自由研究では「本物のデータ」を使うと一気に説得力が増します。cocoyamaの火山一覧では、全国の火山の現在の噴火警戒レベルを見られます。レベルを書き写して表にしたり、過去の噴火履歴を年表にまとめるのもおすすめです。

まとめ方(レポート・ノート)

次の6ステップの順番でまとめると、わかりやすく評価されやすい研究になります。模造紙でもレポート用紙でも自由研究ノートでも、この流れは同じです。

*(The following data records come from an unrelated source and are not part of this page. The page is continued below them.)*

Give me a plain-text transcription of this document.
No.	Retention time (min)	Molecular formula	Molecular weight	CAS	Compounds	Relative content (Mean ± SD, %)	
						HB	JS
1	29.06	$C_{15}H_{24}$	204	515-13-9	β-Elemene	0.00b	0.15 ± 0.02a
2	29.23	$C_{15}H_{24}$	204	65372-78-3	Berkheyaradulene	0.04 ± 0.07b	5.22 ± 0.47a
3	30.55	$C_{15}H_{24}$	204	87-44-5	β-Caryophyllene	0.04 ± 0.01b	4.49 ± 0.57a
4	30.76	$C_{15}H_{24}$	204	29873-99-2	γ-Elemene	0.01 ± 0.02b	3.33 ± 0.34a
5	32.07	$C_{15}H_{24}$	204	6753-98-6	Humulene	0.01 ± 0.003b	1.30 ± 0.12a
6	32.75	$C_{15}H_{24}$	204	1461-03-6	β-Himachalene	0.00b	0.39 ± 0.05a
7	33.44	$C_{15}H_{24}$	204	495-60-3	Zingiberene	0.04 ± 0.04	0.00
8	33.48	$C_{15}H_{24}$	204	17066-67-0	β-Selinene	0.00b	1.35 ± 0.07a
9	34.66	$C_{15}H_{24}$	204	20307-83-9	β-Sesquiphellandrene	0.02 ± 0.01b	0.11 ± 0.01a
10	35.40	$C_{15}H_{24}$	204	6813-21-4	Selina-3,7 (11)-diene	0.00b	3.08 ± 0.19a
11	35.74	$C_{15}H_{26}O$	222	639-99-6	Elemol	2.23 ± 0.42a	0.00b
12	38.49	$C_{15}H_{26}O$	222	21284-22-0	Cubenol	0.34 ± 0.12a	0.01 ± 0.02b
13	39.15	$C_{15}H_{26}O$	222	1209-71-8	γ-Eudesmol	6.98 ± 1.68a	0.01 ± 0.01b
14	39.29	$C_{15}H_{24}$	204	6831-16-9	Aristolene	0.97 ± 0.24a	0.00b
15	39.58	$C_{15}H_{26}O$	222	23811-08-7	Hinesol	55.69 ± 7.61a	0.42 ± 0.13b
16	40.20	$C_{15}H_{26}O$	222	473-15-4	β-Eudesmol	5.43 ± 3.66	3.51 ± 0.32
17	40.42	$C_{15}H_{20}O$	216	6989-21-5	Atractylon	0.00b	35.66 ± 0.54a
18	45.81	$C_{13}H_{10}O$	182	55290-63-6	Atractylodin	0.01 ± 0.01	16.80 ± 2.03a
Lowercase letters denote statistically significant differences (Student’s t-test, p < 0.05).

  • ①きっかけ:なぜこのテーマを選んだか(ニュースで噴火を見た、家族で登山した など)
  • ②予想:調べる前にどう思ったか。あとで結果と比べる大事な部分です
  • ③方法:どうやって調べた・実験したか。使った道具や参考にしたサイトも書く
  • ④結果:写真・図・表で見せる。数字は表とグラフにすると伝わりやすい
  • ⑤わかったこと・考察:予想と比べてどうだったか、なぜそうなったかを理由とセットで
  • ⑥感想・参考にしたもの:気づき、次に調べたいこと、サイト名・本の名前

模造紙のレイアウト例

模造紙は「左上から右下へ」読む人の目線で並べると迷いません。

  • いちばん上:大きくタイトル。右上に学年・組・名前
  • 左の列:①きっかけ → ②予想 → ③方法 を縦に
  • まん中:④結果。写真・スケッチ・表を大きく貼る(主役スペース)
  • 右の列〜下:⑤わかったこと・考察 → ⑥感想・参考にしたもの

見出しは色ペンで枠を付け、本文は3〜5m離れて読める大きさに。全体を鉛筆で薄く下書きしてからペン入れすると失敗しません。

レポートにまとめる場合

中学生はレポート用紙(B5・A4)が指定されることもあります。表紙に「題名・学年・名前・提出日」、本文は①〜⑥の見出しを付けて2〜4ページ。写真は別紙に貼るか印刷して差し込み、最後のページに「参考にしたサイト・本」を一覧にします。

1日・半日で終わるテーマ

時間がないときは、次のテーマなら半日〜1日で仕上がります。

  • 噴火モデル実験:重曹とお酢(上の実験)。撮影して結果をまとめれば完成
  • 警戒レベル一覧づくり火山一覧から今のレベルを書き写し、レベル別の火山数を棒グラフに
  • 地元の火山マップ:住んでいる都道府県や近くの県の火山を地図に印を付けてまとめる

よくある質問

何年生向け?
テーマ次第で低学年〜中学生まで対応できます。
実験は危なくない?
重曹とお酢なら安全。必ず大人と一緒に行いましょう。
どれくらいで終わる?
調べ学習+実験で1〜3日が目安。まとめに半日みておくと安心。実験だけなら1日で完成できます。
模造紙のレイアウトは?
上にタイトル、左からきっかけ・予想・方法、中央に写真や表、右下へ結果・考察・感想の順に並べます。
中学生の考察の書き方は?
結果だけでなく「なぜそうなったか」を理由とセットで。予想と違った点や次に調べたいことも書きます。